Non è sufficiente quindi promettere un aumento di stipendio, ma serve mettere in atto una ‘riformulazione valoriale’, un cambio di paradigma, che faccia cambiare idea veramente alla persona e la faccia rimanere in azienda. “Un primo consiglio è sviluppare procedure di ascolto nuove – continua la Talent Acquisition Manager di Zeta Service Individua – che consentano in primis di individuare il dipendente insoddisfatto. Strategie di ascolto efficaci e autentiche sono il punto di partenza per la costruzione di percorsi valoriali e concreti, virtuosi, a misura di dipendente, a favore dello sviluppo dell’engagement e del senso di appartenenza all’azienda. Serve un ‘ascolto empatico’, che è un ascolto generativo che consente la messa a terra di percorsi di crescita e di sviluppo delle competenze in azienda. Tali percorsi devono agire in continuità col potenziale di crescita del dipendente. Le competenze vanno coltivate e allenata sia con piani di sviluppo continuo, sia attraverso percorsi di upskilling e reskilling. Meno facilmente un’acritica e reattiva ‘offerta di promozione o salir di grado’ genera un messaggio positivo al dipendente vacillante di motivazione”.

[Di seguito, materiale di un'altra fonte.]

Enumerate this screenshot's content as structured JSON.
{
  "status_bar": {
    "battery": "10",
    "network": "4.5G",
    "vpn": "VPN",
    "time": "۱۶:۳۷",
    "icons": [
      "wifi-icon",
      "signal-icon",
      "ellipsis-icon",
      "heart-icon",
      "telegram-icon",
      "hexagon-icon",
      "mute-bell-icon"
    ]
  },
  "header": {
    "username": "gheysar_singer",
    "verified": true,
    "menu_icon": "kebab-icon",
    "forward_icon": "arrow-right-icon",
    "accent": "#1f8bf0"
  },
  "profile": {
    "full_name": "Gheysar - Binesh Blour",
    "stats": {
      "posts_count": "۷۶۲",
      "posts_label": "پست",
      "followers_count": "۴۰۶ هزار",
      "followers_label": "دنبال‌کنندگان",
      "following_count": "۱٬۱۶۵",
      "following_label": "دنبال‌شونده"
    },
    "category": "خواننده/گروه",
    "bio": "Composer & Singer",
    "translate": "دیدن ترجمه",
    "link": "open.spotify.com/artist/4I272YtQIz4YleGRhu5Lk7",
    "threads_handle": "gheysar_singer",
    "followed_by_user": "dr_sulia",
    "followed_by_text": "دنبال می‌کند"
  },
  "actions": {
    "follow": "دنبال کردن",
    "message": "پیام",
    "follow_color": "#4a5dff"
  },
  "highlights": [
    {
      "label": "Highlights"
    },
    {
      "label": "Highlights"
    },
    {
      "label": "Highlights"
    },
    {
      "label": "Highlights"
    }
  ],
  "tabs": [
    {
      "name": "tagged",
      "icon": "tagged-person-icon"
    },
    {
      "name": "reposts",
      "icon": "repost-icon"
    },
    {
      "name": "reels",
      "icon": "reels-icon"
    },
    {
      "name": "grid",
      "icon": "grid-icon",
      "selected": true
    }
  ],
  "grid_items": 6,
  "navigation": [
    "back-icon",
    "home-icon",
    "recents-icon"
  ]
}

I numeri non sono migliori anche in merito al coinvolgimento dei dipendenti nelle aziende, visto che solo 2 su 10 si sentono coinvolti nel proprio lavoro. “È chiaro che i dipendenti coinvolti nel loro lavoro rimarranno in azienda più a lungo, riducendo i costi di reclutamento e formazione di nuovi dipendenti. Per questo sarebbe molto riduttivo vedere la mobilità interna come quel processo che sposta i dipendenti da un reparto all’altro – illustra la talent manager di Zeta Service Individua –. È un processo che dovrebbe includere anche il ripensamento di come sono strutturati i lavori e abbracciare la flessibilità riguardo alle responsabilità lavorative”.

gender gap

E poi c’è (ancora!) la questione di genere, con importanti differenze salariali tra uomini e donne. Per Verderio “le differenze salariali sono certificate annualmente. In sé esse non sono necessariamente motivo di sfiducia verso la singola organizzazione da parte delle persone che la vivono poiché non necessariamente sono a conoscenza. Rappresentano, però, un problema per le aziende che non si interrogano su questa tematica. È importante e fondamentale avere una fotografia chiara dei disequilibri all’interno della singola organizzazione, un’analisi attenta di quali sono le cause. Un recente sondaggio condotto da Fondazione Libellula (realtà che nasce nel 2020 da un progetto di responsabilità sociale di Zeta Service e che oggi vanta un network di circa 80 aziende virtuose) e che ha coinvolto più di 4000 donne lavoratrici segnala ad esempio una carenza da parte nelle capacità di negoziazione: le donne non chiedono facilmente aumenti salariali. Conoscere e monitorare il gender gap, capire le origini, sostenere l’empowerment al femminile, la capacità di negoziazione e l’assertività sono azioni fondamentali: agiscono sia per valorizzare l’attrattiva l’azienda stessa per il mercato dei talenti, sia per rinforzare il senso di appartenenza dei dipendenti”.